Le bien-être et l’optimisme ne conditionnent pas seulement le processus électoral. Ils participent de manière fondamentale à toutes les échelles de la vie sociale et politique, que ce soit au niveau de la participation à la vie publique, de la satisfaction avec la démocratie ou encore de la propension à s’engager dans des activités associatives et bénévoles. Dans un contexte difficile, où la crise des réfugiés et le terrorisme alimentent une multitude de discours, étudier la politique sous l’angle du bien-être paraît fondamental pour comprendre l’élection française de 2017.
La section suivante relie directement bien-être, orientation politique et intentions de vote en France avant l’élection présidentielle de 2017. La deuxième section réinscrit cette relation dans une dynamique de plus long-terme qui s’est intensifiée depuis la crise et se généralise progressivement à un ensemble de pays Européens.
Mal-être et vote extrême
La relation entre bonheur et positionnement politique est claire : le mal-être est à son comble aux extrémités du spectre politique.
De nombreuses enquêtes régulières auprès de la population contiennent une question classique sur le positionnement politique des individus, qui consiste à leur demander de se situer sur une échelle « gauche-droite », où l’extrême gauche est naturellement représentée par l’extrémité gauche de l’échelle, correspondant à la graduation 1, et l’extrême droite correspond à la graduation 10.
Le Figure 1 montre le pourcentage d’individus se déclarant « pas du tout satisfait » de leur vie selon leur orientation politique sur la période 1973-2016. On peut immédiatement voir que les individus se situant aux extrêmes sont beaucoup plus nombreux à déclarer un niveau d’insatisfaction élevé – près de 14% des enquêtés d’extrême gauche et 11% d’extrême droite contre 5% des autres enquêtés en moyenne.
Or, la polarisation progressive vers les votes extrêmes est un trait marquant des dynamiques politiques à l’œuvre en France depuis le début des années 2000. La figure 2 illustre de manière remarquable cette lente évolution qui a abouti aux résultats de l’élection présidentielle de 2017. Entre les périodes 2005-2009 et 2010-2016, le nombre d’individus se déclarant aux extrêmes a significativement augmenté : entre 2010 et 2016, le taux d’enquêtés à l’extrême droite était de 2,4 points de pourcentage plus élevé qu’entre 2005 et 2009.
Parallèlement, les partis traditionnels s’effondrent, avec une baisse notable de 2,7 points de pourcentage pour le « centre-gauche ». Aussi ces transformations dans les déclarations individuelles reflètent-elles la tripolarisation de l’espace politique français depuis la crise. (Notons également l’augmentation des personnes choisissant la graduation focale 5 qui, située exactement au milieu de l’échelle, exprime certainement une indétermination).
Pour l’expliquer, une attention particulière est généralement portée aux déterminants économiques, historiques, géographiques et sociodémographiques du vote extrême.

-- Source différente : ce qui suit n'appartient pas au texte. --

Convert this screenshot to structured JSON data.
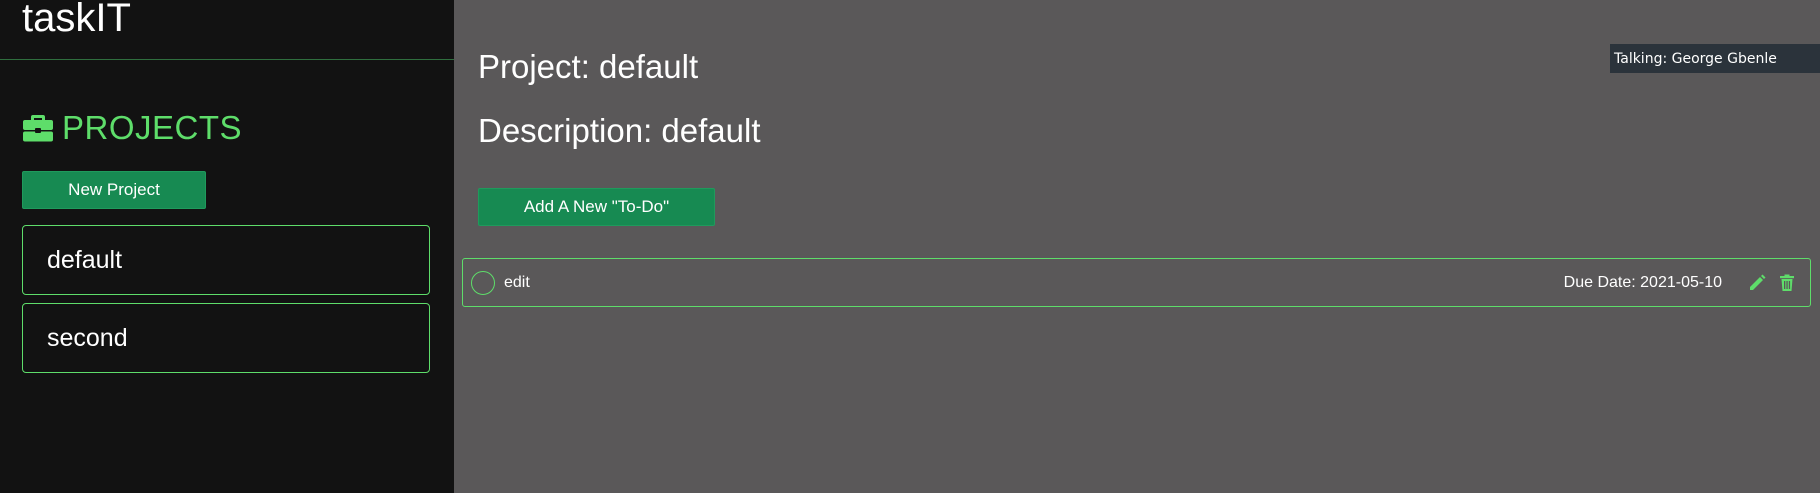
{
  "app": {
    "title": "taskIT"
  },
  "sidebar": {
    "heading": "PROJECTS",
    "heading_icon": "briefcase-icon",
    "new_project_label": "New Project",
    "projects": [
      {
        "label": "default"
      },
      {
        "label": "second"
      }
    ]
  },
  "main": {
    "project_title": "Project: default",
    "description": "Description: default",
    "add_todo_label": "Add A New \"To-Do\"",
    "todos": [
      {
        "title": "edit",
        "due": "Due Date: 2021-05-10",
        "edit_icon": "pencil-icon",
        "delete_icon": "trash-icon"
      }
    ]
  },
  "overlay": {
    "talking": "Talking: George Gbenle"
  },
  "colors": {
    "accent": "#5edd6a",
    "button": "#178a52",
    "sidebar_bg": "#121212",
    "main_bg": "#5a5859"
  }
}
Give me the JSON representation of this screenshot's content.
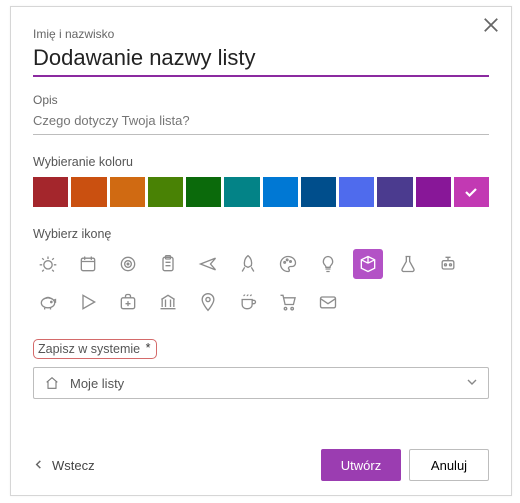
{
  "labels": {
    "name_label": "Imię i nazwisko",
    "title_value": "Dodawanie nazwy listy",
    "desc_label": "Opis",
    "desc_placeholder": "Czego dotyczy Twoja lista?",
    "color_label": "Wybieranie koloru",
    "icon_label": "Wybierz ikonę",
    "save_label": "Zapisz w systemie",
    "required_mark": "*",
    "save_location": "Moje listy",
    "back_label": "Wstecz",
    "create_label": "Utwórz",
    "cancel_label": "Anuluj"
  },
  "colors": [
    "#a4262c",
    "#ca5010",
    "#d06a12",
    "#498205",
    "#0b6a0b",
    "#038387",
    "#0078d4",
    "#004e8c",
    "#4f6bed",
    "#4b3b8f",
    "#881798",
    "#c239b3"
  ],
  "selected_color_index": 11,
  "icons": [
    "bug",
    "calendar",
    "target",
    "clipboard",
    "airplane",
    "rocket",
    "palette",
    "lightbulb",
    "cube",
    "flask",
    "robot",
    "piggybank",
    "play",
    "firstaid",
    "bank",
    "location",
    "coffee",
    "cart",
    "mail"
  ],
  "selected_icon_index": 8
}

Pourtant ces déterminants traditionnels du vote s’avèrent bien insuffisants pour expliquer la forte pénétration du vote frontiste à des couches de la population aussi disparates que les jeunes, la classe moyenne ou la France périphérique et péri-urbaine. Leur point commun : le mal-être et le pessimisme.

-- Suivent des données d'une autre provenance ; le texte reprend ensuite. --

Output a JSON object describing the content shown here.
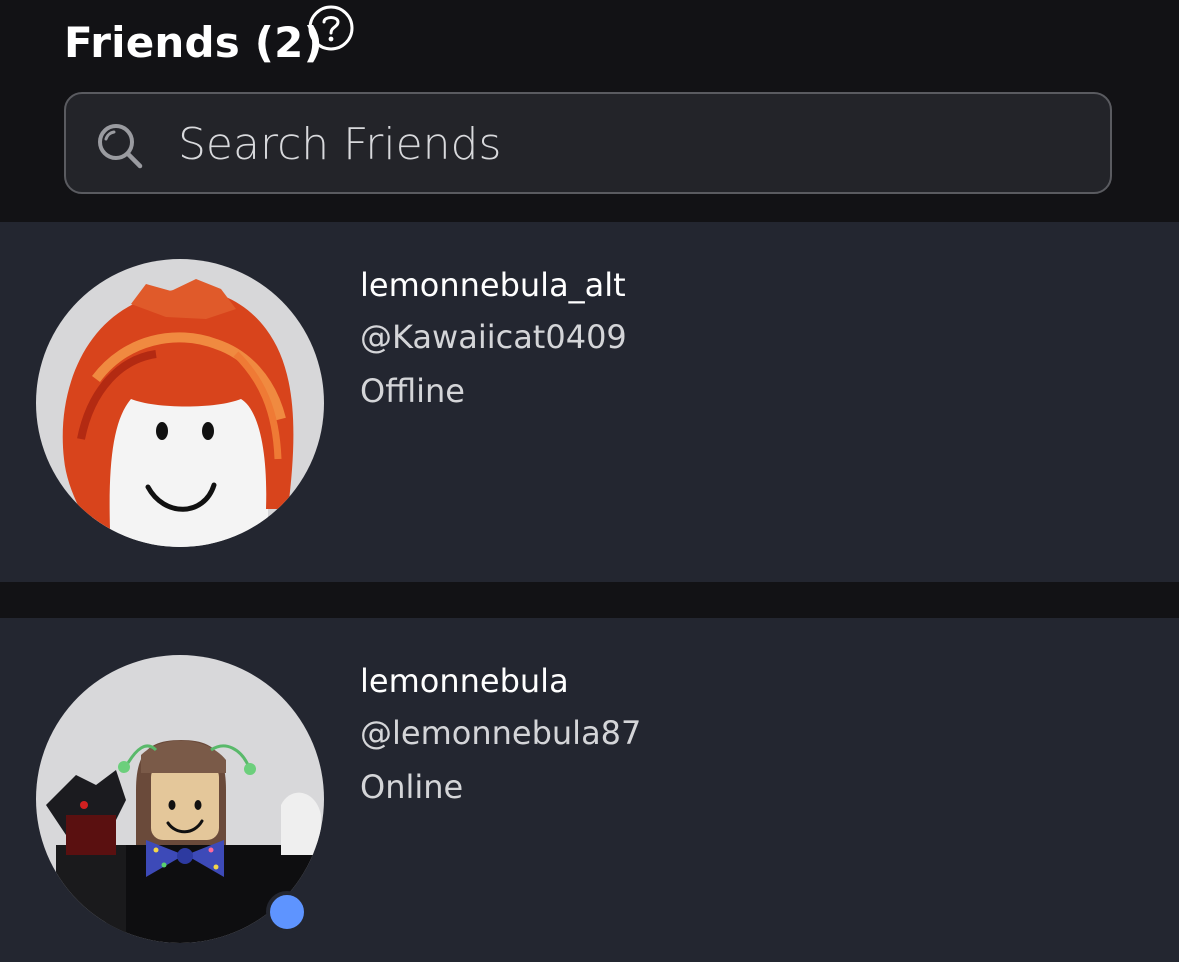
{
  "header": {
    "title": "Friends (2)",
    "help_icon": "question-circle-icon"
  },
  "search": {
    "placeholder": "Search Friends",
    "value": "",
    "icon": "search-icon"
  },
  "friends": [
    {
      "display_name": "lemonnebula_alt",
      "username": "@Kawaiicat0409",
      "status": "Offline"
    },
    {
      "display_name": "lemonnebula",
      "username": "@lemonnebula87",
      "status": "Online",
      "presence_color": "#5e94ff"
    }
  ],
  "colors": {
    "background": "#121215",
    "card": "#232630",
    "online_dot": "#5e94ff"
  }
}
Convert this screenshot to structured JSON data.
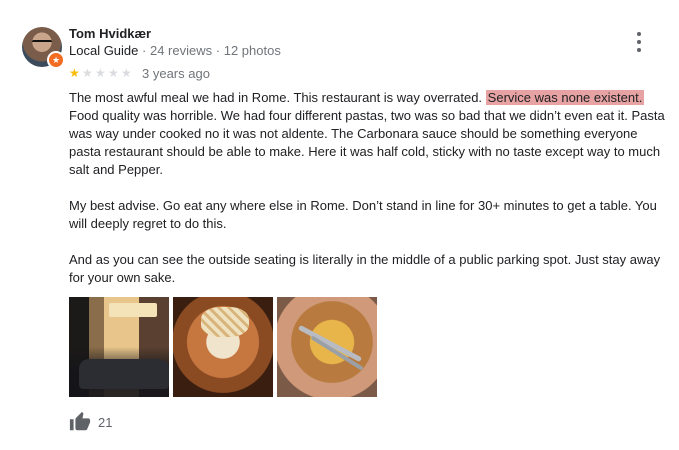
{
  "reviewer": {
    "name": "Tom Hvidkær",
    "badge": "Local Guide",
    "reviews": "24 reviews",
    "photos": "12 photos",
    "separator": "·"
  },
  "rating": {
    "stars": 1,
    "max": 5,
    "time": "3 years ago"
  },
  "review": {
    "p1_before": "The most awful meal we had in Rome. This restaurant is way overrated. ",
    "p1_highlight": "Service was none existent.",
    "p1_after": " Food quality was horrible. We had four different pastas, two was so bad that we didn’t even eat it. Pasta was way under cooked no it was not aldente. The Carbonara sauce should be something everyone pasta restaurant should be able to make. Here it was half cold, sticky with no taste except way to much salt and Pepper.",
    "p2": "My best advise. Go eat any where else in Rome. Don’t stand in line for 30+ minutes to get a table. You will deeply regret to do this.",
    "p3": "And as you can see the outside seating is literally in the middle of a public parking spot. Just stay away for your own sake.",
    "highlight_color": "#e7a3a3"
  },
  "photos": [
    "photo-outdoor-seating",
    "photo-pasta-bowl",
    "photo-carbonara-plate"
  ],
  "likes": {
    "count": "21",
    "icon": "thumbs-up-icon"
  },
  "colors": {
    "star": "#fbbc04",
    "star_off": "#dadce0",
    "guide_badge": "#f36c21",
    "muted": "#70757a"
  }
}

Les dernières élections présidentielles de 2017 sont l’occasion de vérifier cette conjecture. Considérons les données d’enquête électorale du CEVIPOF. En juillet 2016, plusieurs questions sur le bien-être ont été ajoutées à cette enquête qui a interrogé plus de 17 000 personnes tous les mois jusqu’en mars 2017. Les sondés étaient invités à indiquer leur niveau de satisfaction sur une échelle croissante de 0 à 10. Les graphiques de la figure 3 comparent le niveau de satisfaction des personnes selon leur intention de vote à l’élection présidentielle de 2017.
Les individus les moins satisfaits de leur vie actuelle et les plus pessimistes pour leur avenir ont majoritairement pour intention de voter en faveur de Marine Le Pen, et dans une moindre mesure pour Jean Luc Mélenchon. Les plus satisfaits de leur vie actuelle et les plus optimistes déclarent vouloir voter pour Emmanuel Macron prioritairement, suivi de François Fillon et Benoît Hamon. On découvre ainsi un véritable clivage entre une France pessimiste, qui vote M. Le Pen, et une France optimiste, incarnée par le vote E. Macron.
Il est important de souligner que le rôle du bien-être et de l’optimisme dans le comportement électoral ne se réduit pas aux conditions de vie objectives des personnes.
La figure 4 représente la relation entre la probabilité subjective de voter, sur une échelle de 0 à 10, en faveur du Front National et le revenu des personnes interrogées. Il s’agit de probabilités déclarées par les personnes interrogées. La probabilité de voter en faveur du Front National est très élevée, de l’ordre de 45%, parmi les Français les plus pessimistes, et ce quel que soit leur niveau de revenu. Plus généralement, que l’on dispose d’un revenu élevé ou faible, que l’on soit employé, chômeur ou retraité, que l’on soit ouvrier, employé ou cadre moyen, la probabilité de voter en faveur de Marine Le Pen est de même ordre de grandeur et augmente avec le niveau de pessimisme.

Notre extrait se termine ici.